A Thai natural language processing library in Rust, with Node.js/TypeScript and Python bindings.

Formerly known as oxidized-thainlp, it was originally developed by Thanathip Suntorntip.

Overview

  • Three tokenizer choices with a consistent API:
    • NewmmTokenizer (dictionary, fastest)
    • NewmmFstTokenizer (dictionary, lower memory)
    • DeepcutTokenizer (neural model, requires feature deepcut)
  • Thread-safe tokenizer instances for concurrent use.
  • Improved handling for ambiguous and large input.

Install

Rust:

cargo add nlpo3

Node.js/TypeScript:

npm install nlpo3

Python:

pip install nlpo3

CLI:

cargo install nlpo3-cli

Requirements

  • Rust Edition 2024
  • rustc 1.88.0 or newer

Quick start

Dictionary tokenizer:

use nlpo3::tokenizer::newmm::NewmmTokenizer;

fn main() {
  let tok = NewmmTokenizer::new("words_th.txt").expect("dictionary load failed");
  let tokens = tok.segment("สวัสดีครับ").expect("segmentation failed");
  println!("{:?}", tokens);
}

Neural tokenizer:

Enable feature first:

nlpo3 = { version = "2.0", features = ["deepcut"] }
use nlpo3::tokenizer::deepcut::DeepcutTokenizer;

fn main() {
  let tok = DeepcutTokenizer::new().expect("model load failed");
  let tokens = tok.segment("สวัสดีครับ").expect("segmentation failed");
  println!("{:?}", tokens);
}

Error handling

  • Rust: segment(...) returns AnyResult<Vec<String>> (anyhow::Result<Vec<String>>).
  • Python: tokenizer methods raise RuntimeError on tokenization/inference failures.
  • Node.js/TypeScript: tokenizer methods throw Error on tokenization/inference failures.

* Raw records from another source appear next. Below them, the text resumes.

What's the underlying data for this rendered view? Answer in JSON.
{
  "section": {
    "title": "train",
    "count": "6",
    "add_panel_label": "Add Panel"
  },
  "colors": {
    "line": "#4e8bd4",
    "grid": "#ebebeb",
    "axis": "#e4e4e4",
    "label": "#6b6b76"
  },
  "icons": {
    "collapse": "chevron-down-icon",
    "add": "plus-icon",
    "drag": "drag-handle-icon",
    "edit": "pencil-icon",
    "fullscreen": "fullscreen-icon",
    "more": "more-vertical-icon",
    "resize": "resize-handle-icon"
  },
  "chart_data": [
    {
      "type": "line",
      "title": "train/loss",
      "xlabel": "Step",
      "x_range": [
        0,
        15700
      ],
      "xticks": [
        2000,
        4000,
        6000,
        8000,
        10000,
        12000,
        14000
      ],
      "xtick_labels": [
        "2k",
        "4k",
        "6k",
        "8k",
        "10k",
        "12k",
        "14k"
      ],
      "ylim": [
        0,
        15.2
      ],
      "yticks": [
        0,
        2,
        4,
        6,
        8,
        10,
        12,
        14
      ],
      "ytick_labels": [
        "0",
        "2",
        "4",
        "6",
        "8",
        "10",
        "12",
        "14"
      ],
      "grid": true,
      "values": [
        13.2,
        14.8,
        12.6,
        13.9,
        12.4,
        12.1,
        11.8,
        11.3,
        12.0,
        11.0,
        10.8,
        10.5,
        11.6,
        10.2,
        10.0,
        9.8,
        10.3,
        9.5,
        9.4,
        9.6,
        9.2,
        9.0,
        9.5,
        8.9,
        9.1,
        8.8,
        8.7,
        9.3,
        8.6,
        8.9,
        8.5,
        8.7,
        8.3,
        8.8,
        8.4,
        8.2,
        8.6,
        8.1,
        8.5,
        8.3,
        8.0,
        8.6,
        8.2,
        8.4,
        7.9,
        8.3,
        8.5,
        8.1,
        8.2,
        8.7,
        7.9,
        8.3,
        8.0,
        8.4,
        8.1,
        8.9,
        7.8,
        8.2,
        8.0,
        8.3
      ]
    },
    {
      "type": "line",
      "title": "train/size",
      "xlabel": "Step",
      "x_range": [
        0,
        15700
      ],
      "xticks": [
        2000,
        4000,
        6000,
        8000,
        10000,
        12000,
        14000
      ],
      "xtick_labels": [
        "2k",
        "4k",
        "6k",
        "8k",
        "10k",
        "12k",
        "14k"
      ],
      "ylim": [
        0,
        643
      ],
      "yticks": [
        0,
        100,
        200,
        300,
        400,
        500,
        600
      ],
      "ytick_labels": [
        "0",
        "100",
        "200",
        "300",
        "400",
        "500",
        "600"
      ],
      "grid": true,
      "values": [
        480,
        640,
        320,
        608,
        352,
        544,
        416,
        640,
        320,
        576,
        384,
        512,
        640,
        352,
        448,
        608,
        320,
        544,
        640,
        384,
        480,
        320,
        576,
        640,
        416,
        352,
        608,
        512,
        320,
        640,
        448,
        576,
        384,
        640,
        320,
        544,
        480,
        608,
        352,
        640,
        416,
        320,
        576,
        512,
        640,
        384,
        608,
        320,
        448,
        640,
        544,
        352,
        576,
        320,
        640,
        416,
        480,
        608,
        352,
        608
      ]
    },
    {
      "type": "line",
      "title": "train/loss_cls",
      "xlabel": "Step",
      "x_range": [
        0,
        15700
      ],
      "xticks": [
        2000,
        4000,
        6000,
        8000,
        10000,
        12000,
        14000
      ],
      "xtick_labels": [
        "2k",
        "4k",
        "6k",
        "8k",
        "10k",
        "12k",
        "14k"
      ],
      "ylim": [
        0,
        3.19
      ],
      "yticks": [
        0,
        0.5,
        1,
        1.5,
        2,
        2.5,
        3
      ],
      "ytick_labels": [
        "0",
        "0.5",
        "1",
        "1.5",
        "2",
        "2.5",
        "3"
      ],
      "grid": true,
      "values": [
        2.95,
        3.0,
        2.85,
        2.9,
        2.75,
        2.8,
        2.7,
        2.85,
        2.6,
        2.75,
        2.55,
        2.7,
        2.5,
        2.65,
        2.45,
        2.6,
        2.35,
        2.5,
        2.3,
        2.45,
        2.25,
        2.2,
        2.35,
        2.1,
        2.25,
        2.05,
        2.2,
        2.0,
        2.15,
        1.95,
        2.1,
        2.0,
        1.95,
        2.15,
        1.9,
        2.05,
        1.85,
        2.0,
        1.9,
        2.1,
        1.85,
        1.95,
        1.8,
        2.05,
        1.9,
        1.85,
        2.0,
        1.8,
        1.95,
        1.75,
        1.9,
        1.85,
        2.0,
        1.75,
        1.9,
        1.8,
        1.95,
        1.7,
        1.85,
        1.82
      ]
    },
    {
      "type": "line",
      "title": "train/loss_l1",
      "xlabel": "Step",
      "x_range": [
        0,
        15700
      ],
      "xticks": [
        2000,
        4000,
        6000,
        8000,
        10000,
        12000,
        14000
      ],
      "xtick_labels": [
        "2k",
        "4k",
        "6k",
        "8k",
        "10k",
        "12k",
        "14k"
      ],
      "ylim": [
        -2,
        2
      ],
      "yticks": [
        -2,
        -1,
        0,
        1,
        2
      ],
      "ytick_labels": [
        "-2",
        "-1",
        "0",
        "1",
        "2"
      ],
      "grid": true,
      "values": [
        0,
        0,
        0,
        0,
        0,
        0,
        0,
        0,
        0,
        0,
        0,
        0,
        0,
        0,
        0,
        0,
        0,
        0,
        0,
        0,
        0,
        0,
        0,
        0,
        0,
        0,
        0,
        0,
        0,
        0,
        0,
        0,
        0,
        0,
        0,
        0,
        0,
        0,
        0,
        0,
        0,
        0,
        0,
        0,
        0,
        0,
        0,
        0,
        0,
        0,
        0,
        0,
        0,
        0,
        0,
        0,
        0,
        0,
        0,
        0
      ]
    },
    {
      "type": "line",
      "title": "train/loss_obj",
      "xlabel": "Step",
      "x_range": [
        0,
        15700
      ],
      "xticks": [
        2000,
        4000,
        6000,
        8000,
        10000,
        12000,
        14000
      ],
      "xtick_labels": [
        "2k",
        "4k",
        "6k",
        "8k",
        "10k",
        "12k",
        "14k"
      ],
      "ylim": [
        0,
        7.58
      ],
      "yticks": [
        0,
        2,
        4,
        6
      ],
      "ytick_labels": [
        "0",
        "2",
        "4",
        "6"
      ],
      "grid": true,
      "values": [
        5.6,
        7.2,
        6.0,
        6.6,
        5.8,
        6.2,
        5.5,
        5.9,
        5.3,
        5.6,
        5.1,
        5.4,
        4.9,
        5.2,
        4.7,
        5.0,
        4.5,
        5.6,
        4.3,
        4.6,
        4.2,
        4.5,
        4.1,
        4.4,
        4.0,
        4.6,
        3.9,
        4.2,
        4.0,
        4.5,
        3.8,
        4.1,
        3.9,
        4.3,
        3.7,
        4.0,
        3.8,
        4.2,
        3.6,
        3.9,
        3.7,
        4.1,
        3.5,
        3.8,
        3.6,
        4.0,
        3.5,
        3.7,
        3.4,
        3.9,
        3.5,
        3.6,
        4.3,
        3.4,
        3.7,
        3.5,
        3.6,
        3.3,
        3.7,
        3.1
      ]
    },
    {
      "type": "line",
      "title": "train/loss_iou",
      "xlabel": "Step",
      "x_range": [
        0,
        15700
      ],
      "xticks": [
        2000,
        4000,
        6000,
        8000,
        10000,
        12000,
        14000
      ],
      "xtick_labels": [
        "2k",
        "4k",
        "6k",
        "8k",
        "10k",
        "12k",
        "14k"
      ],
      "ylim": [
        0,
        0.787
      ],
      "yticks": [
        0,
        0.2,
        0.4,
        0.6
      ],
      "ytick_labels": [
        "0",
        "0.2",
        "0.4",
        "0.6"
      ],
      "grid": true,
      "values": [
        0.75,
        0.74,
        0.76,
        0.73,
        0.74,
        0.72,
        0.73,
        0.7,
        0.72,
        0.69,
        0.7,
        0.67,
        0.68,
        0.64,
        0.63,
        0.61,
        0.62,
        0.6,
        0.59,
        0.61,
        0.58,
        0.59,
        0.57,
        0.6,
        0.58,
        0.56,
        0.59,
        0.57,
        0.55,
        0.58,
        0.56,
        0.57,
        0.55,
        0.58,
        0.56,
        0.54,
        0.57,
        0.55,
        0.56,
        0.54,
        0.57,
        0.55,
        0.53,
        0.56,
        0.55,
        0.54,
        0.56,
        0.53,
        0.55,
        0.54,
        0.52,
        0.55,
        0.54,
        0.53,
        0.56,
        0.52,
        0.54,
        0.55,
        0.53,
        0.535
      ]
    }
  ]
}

Use the host language's normal error handling style (?, try/except, try/catch) to decide whether to propagate, recover, or fail fast.

Segment options

Option Type Default Description
safe bool false For NewmmTokenizer and NewmmFstTokenizer: avoid long run times on highly ambiguous input
parallel_chunk_size Option<usize> None Enable chunked parallel processing for larger text; None, 0, or too-small values disable parallel mode

Auto-parallel helpers are available via segment_parallel(...) on tokenizers.

Note on parallel mode accuracy: when parallel_chunk_size is set, text is split into chunks before tokenization. Token sequences near chunk boundaries may differ from full-text results. This is acceptable for tasks such as text classification and word embedding, but may not be suitable for tasks that require precise linguistic unit identification.

For technical implementation and design notes, see docs/implementation.md.

Bindings

Dictionary

nlpO3 does not bundle a dictionary for dictionary-based tokenizers.

Recommended sources:

Support

License

nlpO3 is copyrighted by its authors and licensed under terms of the Apache Software License 2.0 (Apache-2.0). See file LICENSE for details.